Moretti & Vitali Editore – pp 168 – aprile 2023
€ 14,00



Attraverso un uso lavoratissimo e sorvegliato -nonostante l’intimo fuoco emozionale- della parola poetica, Raffaela Fazio, preferendo la complessità e il metodo della perenne interrogazione, rifiuta la scontata prassi cognitiva dell’oppositività, per esplorare i legami fra il visibile e l’invisibile, la gioia e il dolore, la concretezza dei dati reali e l’immaginazione al di là dei recinti definitori.

La ricerca poetico-filosofica accade, oltre che nei territori dell’esperieza autobiografica e del proprio teatro psichico, in quelli della letteratura, dell’arte, e del cinema, della scienza, ampiamente frequentati da simboli, ipotesi, deliri e deragliamenti del linguaggio, da immagini liminari fra il regno delle cose oggettive e quello delle cose sognate, strumenti tecnici, come l’analogia o i match cuts.
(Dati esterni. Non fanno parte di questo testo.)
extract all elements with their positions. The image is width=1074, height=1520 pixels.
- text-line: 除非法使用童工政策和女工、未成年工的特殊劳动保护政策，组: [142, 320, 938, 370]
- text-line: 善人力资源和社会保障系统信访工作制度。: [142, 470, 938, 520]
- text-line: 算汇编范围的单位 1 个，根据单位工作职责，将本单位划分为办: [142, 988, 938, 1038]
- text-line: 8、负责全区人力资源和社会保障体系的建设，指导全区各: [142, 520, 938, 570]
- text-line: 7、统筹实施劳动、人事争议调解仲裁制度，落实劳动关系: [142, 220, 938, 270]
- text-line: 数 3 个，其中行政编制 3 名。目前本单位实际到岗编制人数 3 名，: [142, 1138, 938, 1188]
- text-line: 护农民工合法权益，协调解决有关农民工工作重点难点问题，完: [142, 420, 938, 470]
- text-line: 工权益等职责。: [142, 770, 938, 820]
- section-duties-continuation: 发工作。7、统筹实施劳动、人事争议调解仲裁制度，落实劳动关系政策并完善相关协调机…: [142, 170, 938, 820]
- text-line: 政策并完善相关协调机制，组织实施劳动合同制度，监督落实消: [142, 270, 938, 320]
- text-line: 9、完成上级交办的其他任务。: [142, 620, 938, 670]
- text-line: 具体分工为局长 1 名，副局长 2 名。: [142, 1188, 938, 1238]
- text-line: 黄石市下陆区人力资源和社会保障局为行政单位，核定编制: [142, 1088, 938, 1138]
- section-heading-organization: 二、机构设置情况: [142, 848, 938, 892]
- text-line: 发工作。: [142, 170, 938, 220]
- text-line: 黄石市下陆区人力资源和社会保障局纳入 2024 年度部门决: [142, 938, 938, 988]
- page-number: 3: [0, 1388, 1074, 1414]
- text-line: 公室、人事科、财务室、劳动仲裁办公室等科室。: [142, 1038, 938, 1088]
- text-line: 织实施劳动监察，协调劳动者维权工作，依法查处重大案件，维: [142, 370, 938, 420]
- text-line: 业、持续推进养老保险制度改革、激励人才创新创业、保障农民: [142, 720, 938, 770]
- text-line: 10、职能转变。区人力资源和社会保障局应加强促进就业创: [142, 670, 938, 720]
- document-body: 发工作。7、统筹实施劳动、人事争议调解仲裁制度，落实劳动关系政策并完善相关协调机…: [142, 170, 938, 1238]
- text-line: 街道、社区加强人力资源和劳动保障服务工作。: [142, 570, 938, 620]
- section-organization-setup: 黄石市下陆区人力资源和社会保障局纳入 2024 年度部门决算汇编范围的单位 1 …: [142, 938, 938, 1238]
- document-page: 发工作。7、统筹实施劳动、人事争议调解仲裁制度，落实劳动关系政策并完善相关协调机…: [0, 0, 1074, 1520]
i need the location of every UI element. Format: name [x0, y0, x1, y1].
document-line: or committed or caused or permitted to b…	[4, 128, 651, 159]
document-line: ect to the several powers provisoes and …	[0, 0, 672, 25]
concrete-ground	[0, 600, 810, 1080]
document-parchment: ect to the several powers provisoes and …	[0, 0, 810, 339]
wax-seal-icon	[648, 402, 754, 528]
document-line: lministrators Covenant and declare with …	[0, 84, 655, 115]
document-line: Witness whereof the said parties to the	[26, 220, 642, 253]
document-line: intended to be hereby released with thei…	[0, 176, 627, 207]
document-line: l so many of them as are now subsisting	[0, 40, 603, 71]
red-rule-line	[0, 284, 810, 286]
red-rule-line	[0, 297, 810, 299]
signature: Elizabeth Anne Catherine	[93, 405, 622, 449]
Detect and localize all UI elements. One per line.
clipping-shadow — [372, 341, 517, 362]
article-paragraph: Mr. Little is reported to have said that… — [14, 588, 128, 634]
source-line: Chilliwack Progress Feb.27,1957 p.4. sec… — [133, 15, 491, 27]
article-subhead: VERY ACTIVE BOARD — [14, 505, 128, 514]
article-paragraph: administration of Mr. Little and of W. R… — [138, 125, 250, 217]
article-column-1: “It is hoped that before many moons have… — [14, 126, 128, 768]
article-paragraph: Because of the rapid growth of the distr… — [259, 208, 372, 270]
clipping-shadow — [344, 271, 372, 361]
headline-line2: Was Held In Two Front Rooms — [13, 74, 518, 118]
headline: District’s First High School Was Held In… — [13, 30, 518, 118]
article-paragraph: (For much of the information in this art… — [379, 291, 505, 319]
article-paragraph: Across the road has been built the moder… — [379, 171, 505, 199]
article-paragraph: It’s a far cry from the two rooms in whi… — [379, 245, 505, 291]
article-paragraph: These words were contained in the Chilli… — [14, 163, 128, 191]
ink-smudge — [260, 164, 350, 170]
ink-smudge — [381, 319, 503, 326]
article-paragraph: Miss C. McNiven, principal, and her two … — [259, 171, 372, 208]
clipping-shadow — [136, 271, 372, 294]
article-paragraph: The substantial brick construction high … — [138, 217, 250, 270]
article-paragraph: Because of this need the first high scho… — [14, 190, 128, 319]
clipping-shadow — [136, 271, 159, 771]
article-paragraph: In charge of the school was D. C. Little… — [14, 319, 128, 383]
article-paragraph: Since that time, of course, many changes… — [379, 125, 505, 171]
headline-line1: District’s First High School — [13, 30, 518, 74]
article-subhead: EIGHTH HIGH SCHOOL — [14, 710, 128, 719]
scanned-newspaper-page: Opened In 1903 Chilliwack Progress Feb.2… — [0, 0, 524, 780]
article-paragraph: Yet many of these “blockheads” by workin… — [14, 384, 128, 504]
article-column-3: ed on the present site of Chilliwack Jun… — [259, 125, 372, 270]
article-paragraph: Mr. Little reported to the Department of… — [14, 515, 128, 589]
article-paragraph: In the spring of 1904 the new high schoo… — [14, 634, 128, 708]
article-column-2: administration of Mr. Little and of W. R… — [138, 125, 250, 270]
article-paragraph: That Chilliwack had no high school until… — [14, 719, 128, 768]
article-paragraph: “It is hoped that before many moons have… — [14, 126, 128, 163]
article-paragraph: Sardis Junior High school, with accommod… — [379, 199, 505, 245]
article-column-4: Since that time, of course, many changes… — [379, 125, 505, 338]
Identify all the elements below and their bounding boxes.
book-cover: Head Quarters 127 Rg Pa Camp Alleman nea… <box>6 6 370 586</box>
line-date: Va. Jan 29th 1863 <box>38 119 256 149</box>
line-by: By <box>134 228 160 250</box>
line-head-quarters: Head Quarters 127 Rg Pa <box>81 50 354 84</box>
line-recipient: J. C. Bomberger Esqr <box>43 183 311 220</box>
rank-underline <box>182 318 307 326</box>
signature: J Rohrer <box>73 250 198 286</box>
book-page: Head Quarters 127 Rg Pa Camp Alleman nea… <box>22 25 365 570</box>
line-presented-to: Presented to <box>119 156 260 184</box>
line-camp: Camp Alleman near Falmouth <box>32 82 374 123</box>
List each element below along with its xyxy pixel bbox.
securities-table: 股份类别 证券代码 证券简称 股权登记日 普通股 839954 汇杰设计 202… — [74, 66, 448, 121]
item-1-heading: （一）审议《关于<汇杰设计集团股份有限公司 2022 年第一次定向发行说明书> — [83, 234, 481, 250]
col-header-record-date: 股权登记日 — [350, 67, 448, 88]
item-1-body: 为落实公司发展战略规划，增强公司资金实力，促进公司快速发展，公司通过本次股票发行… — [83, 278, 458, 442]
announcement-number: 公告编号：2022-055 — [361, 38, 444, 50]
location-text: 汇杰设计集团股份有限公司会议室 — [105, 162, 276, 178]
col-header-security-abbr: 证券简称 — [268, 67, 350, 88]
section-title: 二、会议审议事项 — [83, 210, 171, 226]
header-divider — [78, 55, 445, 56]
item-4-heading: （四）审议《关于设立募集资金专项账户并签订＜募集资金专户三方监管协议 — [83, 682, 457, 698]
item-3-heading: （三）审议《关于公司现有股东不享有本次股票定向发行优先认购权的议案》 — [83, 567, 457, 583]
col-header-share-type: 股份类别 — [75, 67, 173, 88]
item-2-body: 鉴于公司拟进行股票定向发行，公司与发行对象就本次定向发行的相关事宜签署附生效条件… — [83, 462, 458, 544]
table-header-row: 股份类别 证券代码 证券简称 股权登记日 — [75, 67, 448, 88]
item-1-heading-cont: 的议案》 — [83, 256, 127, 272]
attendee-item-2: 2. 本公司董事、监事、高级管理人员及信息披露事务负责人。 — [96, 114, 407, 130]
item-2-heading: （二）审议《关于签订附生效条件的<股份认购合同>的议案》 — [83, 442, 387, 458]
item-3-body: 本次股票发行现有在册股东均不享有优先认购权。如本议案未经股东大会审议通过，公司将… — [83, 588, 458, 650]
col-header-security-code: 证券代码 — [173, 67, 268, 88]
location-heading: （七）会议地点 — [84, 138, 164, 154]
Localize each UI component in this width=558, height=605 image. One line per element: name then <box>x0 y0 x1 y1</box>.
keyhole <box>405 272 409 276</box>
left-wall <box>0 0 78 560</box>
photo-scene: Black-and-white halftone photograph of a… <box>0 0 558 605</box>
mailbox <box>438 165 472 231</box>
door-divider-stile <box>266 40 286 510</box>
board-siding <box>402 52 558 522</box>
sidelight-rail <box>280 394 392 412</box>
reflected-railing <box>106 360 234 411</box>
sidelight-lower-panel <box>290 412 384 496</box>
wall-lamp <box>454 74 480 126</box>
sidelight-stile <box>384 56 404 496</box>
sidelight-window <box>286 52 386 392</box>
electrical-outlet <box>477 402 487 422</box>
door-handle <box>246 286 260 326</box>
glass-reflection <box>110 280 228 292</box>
Come a dire che, se la realtà (Musatti, esergo, III sezione) “te la sei fatta tu stessa”, alla sua costruzione e/o visione contribuisce l’accumulo dei dati culturali, così che qualsiasi oggetto o esperienza o percezione sensoriale sono, nel momento stesso in cui vengono raffigurati, già trasfigurati.

La silloge si sviluppa secondo una trama di echi e corrispondenze, che rivelano come la parola poetica sia concepita dell’autrice come metodo investigativo di raccolta di indizi e segnali, nel tentativo di imitare il flusso del pensiero che dal mondo interiore si proietta in quello esterno e viceversa tra rimbalzi semantici, flessibilità delle risposte e germinazioni inattese di segni e suoni che cucino insieme, per esempio, l’ipotesi del Worm hole (come luogo in cui lo spazio-tempo si ripiega su se stesso per espandersi nel futuro), la memoria individuale (concepita come una sorta di resurrezione testimoniata dalle parole che proiettano i ricordi nel tempo a venire) e la Storia, come si legge nel bellissimo testo (pag. 126) intitolato “Toledot”. Il termine, come si legge nelle note della stessa autrice, significa ‘generazioni’, non esistendo nella lingua ebraica un equivalente a ‘Storia’: “il popolo che veglia/ più di altri la memoria/ non ha una parola che racchiuda/ la storia del passato./ La coniuga al futuro/ ne dice il potere di dar vita”. È questo, in buona sostanza, l’approdo a cui perviene l’autrice: la fede nella perennità della vita, nonostante non si conosca il vuoto, il nulla, il non-luogo, nonostante la trafittura della nostalgia per chi è stato sottratto ai sensi insieme alla consapevolezza che è il desiderio a spostare i viventi sulla linea del tempo, determinandoli a vivere – e non è vano ricordare che ‘desiderio’ trae il suo senso della distanza siderale, dal vuoto-.

Credo, infine, che sia il dolore il perno attorno a cui si sviluppa il poetare di Raffaela Fazio, in cerca del contravveleno, di un patto di alleanza fra gli estremi del nascere e del finire, alla maniera del poeta latino Lucrezio, o dell’imperatore Marco Aurelio (esergo, IV sezione), del filosofo Lucio Anneo Seneca (esergo, V sezione), cosa che evidenzia un atteggiamento di profonda moralità che a volte si coagula in asserzioni epigrammatiche, specialmente nei testi ispirati al diario di Etty Hillesum, che sembrano sintezzare la consegna ultima di un poetare di tale impatto etico-filosofico da trans-formarci, secondo il suo etimo che, tra l’altro, fa riferimento alla parte transpsichica dell’uomo.